To consider the imaginary museum of the Impressionists is therefore to question the plurality of their sources of inspiration, the construction of their imagination and their access routes to the culture of images. Such is the challenge of this symposium held in conjunction with the exhibition at Rouen’s Musée des Beaux-arts, Scènes de la vie impressionniste, which questions the ways an artwork journeys from the private to the public sphere.

Commonly attached to Impressionism is the premise of a new painting that would be freed from the conventions of representation and traditional sources, in favor of a gaze fixed on the present, the contemporary life and especially nature. Painters sometimes themselves have helped shape this image, partly amplified by subsequent historiography. However, some witnesses and historians of the movement first noted the importance of ancient sources for the Impressionists, their commitment to an artistic past that they had seized and did not hesitate to reinvent . This approach now needs to be resumed, extended and supplemented, by examining how the imagination of the impressionists proceeds from a vast ensemble, fed by the fine arts, the press, caricature and posters, visual sources that combine the past with the contemporary.

Under the term of the imaginary museum, this symposium proposes to open the debate widely on cultural references and their registers, on the collective and individual memory and its modes of transmission.
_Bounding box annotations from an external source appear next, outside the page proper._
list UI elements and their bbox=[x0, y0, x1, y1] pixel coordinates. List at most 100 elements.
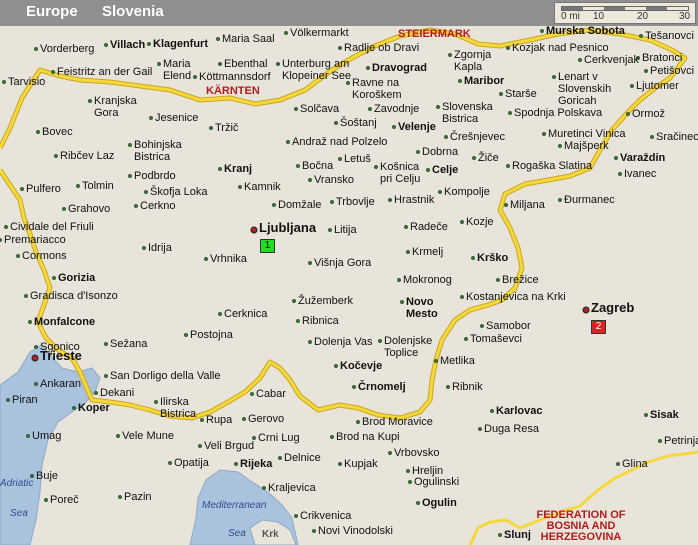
city-label[interactable]: Vrhnika bbox=[210, 253, 247, 265]
city-label[interactable]: Gorizia bbox=[58, 272, 95, 284]
city-label[interactable]: Cerknica bbox=[224, 308, 267, 320]
city-label[interactable]: Murska Sobota bbox=[546, 25, 625, 37]
city-label[interactable]: Zgornja Kapla bbox=[454, 49, 504, 73]
city-label[interactable]: Cerkno bbox=[140, 200, 175, 212]
marker-ljubljana[interactable]: 1 bbox=[260, 239, 275, 253]
city-label[interactable]: Petišovci bbox=[650, 65, 694, 77]
city-label[interactable]: Tešanovci bbox=[645, 30, 694, 42]
city-label[interactable]: Radeče bbox=[410, 221, 448, 233]
city-label[interactable]: Rupa bbox=[206, 414, 232, 426]
city-label[interactable]: Pulfero bbox=[26, 183, 61, 195]
city-label[interactable]: Sisak bbox=[650, 409, 679, 421]
city-label[interactable]: Škofja Loka bbox=[150, 186, 207, 198]
city-label[interactable]: Ravne na Koroškem bbox=[352, 77, 410, 101]
marker-zagreb[interactable]: 2 bbox=[591, 320, 606, 334]
city-label[interactable]: Maria Saal bbox=[222, 33, 275, 45]
city-label[interactable]: Ribnik bbox=[452, 381, 483, 393]
city-label[interactable]: Trbovlje bbox=[336, 196, 375, 208]
city-label[interactable]: Rijeka bbox=[240, 458, 272, 470]
city-label[interactable]: Villach bbox=[110, 39, 145, 51]
city-label[interactable]: Cormons bbox=[22, 250, 67, 262]
city-label[interactable]: Žiče bbox=[478, 152, 499, 164]
city-label[interactable]: Maria Elend bbox=[163, 58, 197, 82]
city-label[interactable]: Ebenthal bbox=[224, 58, 267, 70]
city-label[interactable]: Kostanjevica na Krki bbox=[466, 291, 566, 303]
city-label[interactable]: Duga Resa bbox=[484, 423, 539, 435]
city-label[interactable]: Köttmannsdorf bbox=[199, 71, 271, 83]
city-label[interactable]: Trieste bbox=[40, 349, 82, 362]
city-label[interactable]: Koper bbox=[78, 402, 110, 414]
city-label[interactable]: Rogaška Slatina bbox=[512, 160, 592, 172]
city-label[interactable]: Ormož bbox=[632, 108, 665, 120]
city-label[interactable]: Brod Moravice bbox=[362, 416, 433, 428]
city-label[interactable]: Sežana bbox=[110, 338, 147, 350]
city-label[interactable]: Idrija bbox=[148, 242, 172, 254]
city-label[interactable]: Črnomelj bbox=[358, 381, 406, 393]
city-label[interactable]: Kraljevica bbox=[268, 482, 316, 494]
city-label[interactable]: Brežice bbox=[502, 274, 539, 286]
city-label[interactable]: Novi Vinodolski bbox=[318, 525, 393, 537]
city-label[interactable]: Andraž nad Polzelo bbox=[292, 136, 387, 148]
city-label[interactable]: Krško bbox=[477, 252, 508, 264]
city-label[interactable]: Tolmin bbox=[82, 180, 114, 192]
city-label[interactable]: Muretinci Vinica bbox=[548, 128, 625, 140]
city-label[interactable]: Đurmanec bbox=[564, 194, 615, 206]
city-label[interactable]: Kranjska Gora bbox=[94, 95, 138, 119]
city-label[interactable]: Crni Lug bbox=[258, 432, 300, 444]
breadcrumb-slovenia[interactable]: Slovenia bbox=[102, 3, 164, 20]
city-label[interactable]: Crikvenica bbox=[300, 510, 351, 522]
city-label[interactable]: Ribnica bbox=[302, 315, 339, 327]
city-label[interactable]: Samobor bbox=[486, 320, 531, 332]
city-label[interactable]: Novo Mesto bbox=[406, 296, 446, 320]
city-label[interactable]: Žužemberk bbox=[298, 295, 353, 307]
city-label[interactable]: Glina bbox=[622, 458, 648, 470]
city-label-capital[interactable]: Ljubljana bbox=[259, 221, 316, 234]
city-label[interactable]: Velenje bbox=[398, 121, 436, 133]
city-label[interactable]: Delnice bbox=[284, 452, 321, 464]
city-label[interactable]: Bratonci bbox=[642, 52, 682, 64]
city-label[interactable]: Slovenska Bistrica bbox=[442, 101, 500, 125]
city-label[interactable]: Tržič bbox=[215, 122, 238, 134]
city-label[interactable]: Miljana bbox=[510, 199, 545, 211]
city-label[interactable]: Petrinja bbox=[664, 435, 698, 447]
city-label[interactable]: Dravograd bbox=[372, 62, 427, 74]
city-label[interactable]: Vransko bbox=[314, 174, 354, 186]
breadcrumb-europe[interactable]: Europe bbox=[26, 3, 78, 20]
city-label[interactable]: Bovec bbox=[42, 126, 73, 138]
city-label[interactable]: Ogulin bbox=[422, 497, 457, 509]
city-label[interactable]: Monfalcone bbox=[34, 316, 95, 328]
map-view[interactable]: Europe Slovenia 0 mi 10 20 30 STEIERMARK… bbox=[0, 0, 698, 545]
city-label[interactable]: Cerkvenjak bbox=[584, 54, 639, 66]
city-label[interactable]: Hrastnik bbox=[394, 194, 434, 206]
city-label[interactable]: Vorderberg bbox=[40, 43, 94, 55]
city-label[interactable]: Grahovo bbox=[68, 203, 110, 215]
city-label[interactable]: Gradisca d'Isonzo bbox=[30, 290, 118, 302]
city-label[interactable]: Kočevje bbox=[340, 360, 382, 372]
city-label[interactable]: Buje bbox=[36, 470, 58, 482]
city-label[interactable]: Solčava bbox=[300, 103, 339, 115]
city-label[interactable]: Unterburg am Klopeiner See bbox=[282, 58, 352, 82]
city-label[interactable]: Celje bbox=[432, 164, 458, 176]
city-label[interactable]: Pazin bbox=[124, 491, 152, 503]
city-label[interactable]: Metlika bbox=[440, 355, 475, 367]
city-label[interactable]: Dolenjske Toplice bbox=[384, 335, 438, 359]
city-label[interactable]: Postojna bbox=[190, 329, 233, 341]
city-label[interactable]: Ivanec bbox=[624, 168, 656, 180]
city-label[interactable]: Kompolje bbox=[444, 186, 490, 198]
city-label[interactable]: Dekani bbox=[100, 387, 134, 399]
city-label[interactable]: Majšperk bbox=[564, 140, 609, 152]
city-label[interactable]: Podbrdo bbox=[134, 170, 176, 182]
city-label[interactable]: Jesenice bbox=[155, 112, 198, 124]
city-label[interactable]: Slunj bbox=[504, 529, 531, 541]
city-label[interactable]: Radlje ob Dravi bbox=[344, 42, 419, 54]
city-label[interactable]: Dolenja Vas bbox=[314, 336, 373, 348]
city-label[interactable]: Vrbovsko bbox=[394, 447, 439, 459]
city-label[interactable]: Krmelj bbox=[412, 246, 443, 258]
city-label[interactable]: Zavodnje bbox=[374, 103, 419, 115]
city-label[interactable]: Spodnja Polskava bbox=[514, 107, 602, 119]
city-label[interactable]: Karlovac bbox=[496, 405, 542, 417]
city-label[interactable]: Litija bbox=[334, 224, 357, 236]
city-label[interactable]: Ankaran bbox=[40, 378, 81, 390]
city-label[interactable]: Sračinec bbox=[656, 131, 698, 143]
city-label[interactable]: Cividale del Friuli bbox=[10, 221, 94, 233]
The notion of Impressionism is itself understood in a broad sense, in its various international and particularly American extensions.

Four lines of thought or objects of study are suggested to the participants. They are only avenues for research; the conference program will be based on the proposals selected.
• Portrait, self-portrait: This first theme relates more specifically to the general subject of the exhibition at Rouen’s Musée des Beaux-arts and the Festival Normandie impressionniste 2016. This is to examine the creation of a self-image and that of the group through the traditions and customs of this pictorial genre.
• Museums, Galleries, art market: In this register, may be considered the contact points between the proponents of Impressionism, painters, critics, collectors, the art of their time and that of the past.
• Literature, library, archives: The recent book on Monet’s library (Bibliothèque de Monet) showed the importance of the textual sources kept by the artist at his home in Giverny, - classics, exhibition catalogs, periodicals-, in building his cultural horizon . In this perspective, we will address hitherto unexploited sources, including from libraries and archives.
• Images, reproduction, photography and film: With the rise of the press and the appearance of new techniques of image making, still and moving, other visual references were set up, more in the quotidian, that also became part of the impressionist imaginary museum - as Courbet, in the previous generation, had anticipated in his own way.

Applicants must submit a 20-minute communication project at most, along with a bio-bibliographical short CV. Proposals should not exceed 1800 characters or 300 words.
They must be sent no later than January 10, 2016 at musimaginaire.impressionnistesgmail.com. Proposals will be reviewed by a scientific committee.